In office, they affect the trappings of emperors, flying here in there in astronomically expensive movements with huge entourages. Those that are not multi-millionaires shortly become such.
Some have suggested that excessive grandiosity in the behavior of leaders, the building of massive edifices, etc. are signs of decadence and incipient decay in institutions like corporations or nations. Makes sense to me.
It might be, at least in America, that the selection process makes it almost certain that we will get a vain, cardboard figure, likely to put the lowest forms of partisan politics and his personal well-being above the good of the nation. Because of its small size and the existential nature of the problems it faces, it may still be possible for Israel to have a man like Begin become Prime Minister.
Of course you can’t expect that a prime minister or president can, like Udi, have zero interest in politics. But I think that the most important qualities of a leader have little to do with politics.
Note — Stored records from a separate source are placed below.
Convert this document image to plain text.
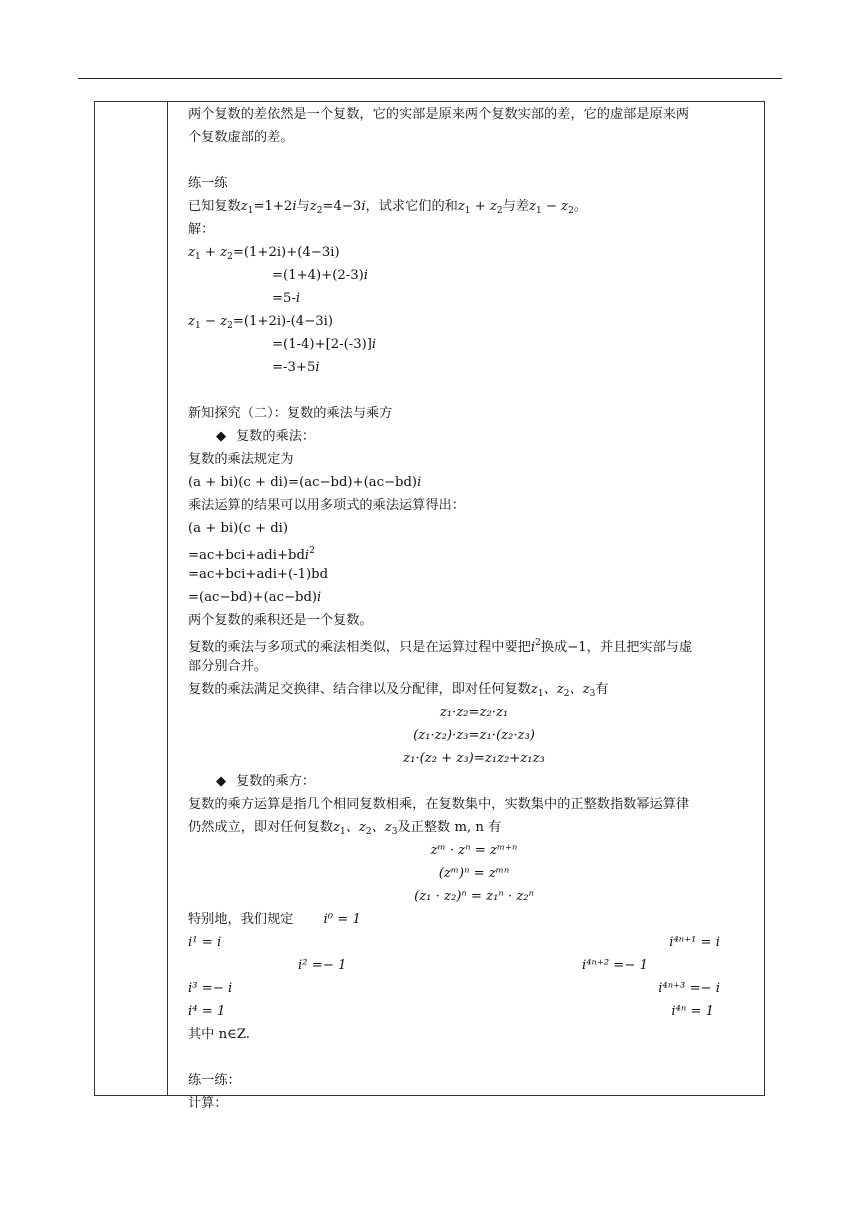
两个复数的差依然是一个复数，它的实部是原来两个复数实部的差，它的虚部是原来两
个复数虚部的差。
练一练
已知复数$z_1=1+2i$与$z_2=4-3i$，试求它们的和$z_1 + z_2$与差$z_1 - z_2$。
解：
$z_1 + z_2=(1+2i)+(4-3i)$
=(1+4)+(2-3)i
=5-i
$z_1 - z_2=(1+2i)-(4-3i)$
=(1-4)+[2-(-3)]i
=-3+5i
新知探究（二）：复数的乘法与乘方
◆ 复数的乘法：
复数的乘法规定为
(a + bi)(c + di)=(ac−bd)+(ac−bd)i
乘法运算的结果可以用多项式的乘法运算得出：
(a + bi)(c + di)
=ac+bci+adi+bdi$^2$
=ac+bci+adi+(-1)bd
=(ac−bd)+(ac−bd)i
两个复数的乘积还是一个复数。
复数的乘法与多项式的乘法相类似，只是在运算过程中要把$i^2$换成−1，并且把实部与虚
部分别合并。
复数的乘法满足交换律、结合律以及分配律，即对任何复数$z_1$、$z_2$、$z_3$有
z₁·z₂=z₂·z₁
(z₁·z₂)·z₃=z₁·(z₂·z₃)
z₁·(z₂ + z₃)=z₁z₂+z₁z₃
◆ 复数的乘方：
复数的乘方运算是指几个相同复数相乘，在复数集中，实数集中的正整数指数幂运算律
仍然成立，即对任何复数$z_1$、$z_2$、$z_3$及正整数 m, n 有
zᵐ · zⁿ = zᵐ⁺ⁿ
(zᵐ)ⁿ = zᵐⁿ
(z₁ · z₂)ⁿ = z₁ⁿ · z₂ⁿ
特别地，我们规定 i⁰ = 1
i¹ = i	i⁴ⁿ⁺¹ = i
i² =− 1	i⁴ⁿ⁺² =− 1
i³ =− i	i⁴ⁿ⁺³ =− i
i⁴ = 1	i⁴ⁿ = 1
其中 n∈Z.
练一练：
计算：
They are dedication to an ideal which transcends ambition for fame, historical recognition, wealth, etc.; the highest degree of personal integrity, humility, and the ability to maintain those characteristics despite the temptations of office. A tendency to want to think things through oneself rather than rely on experts helps, too, as John F. Kennedy famously found out after the Bay of Pigs.
Examples of leaders with these qualities are Begin and Rabin, and in America, Harry S. Truman. All of them made mistakes, but all of them also displayed the integrity essential for leadership, something rare indeed.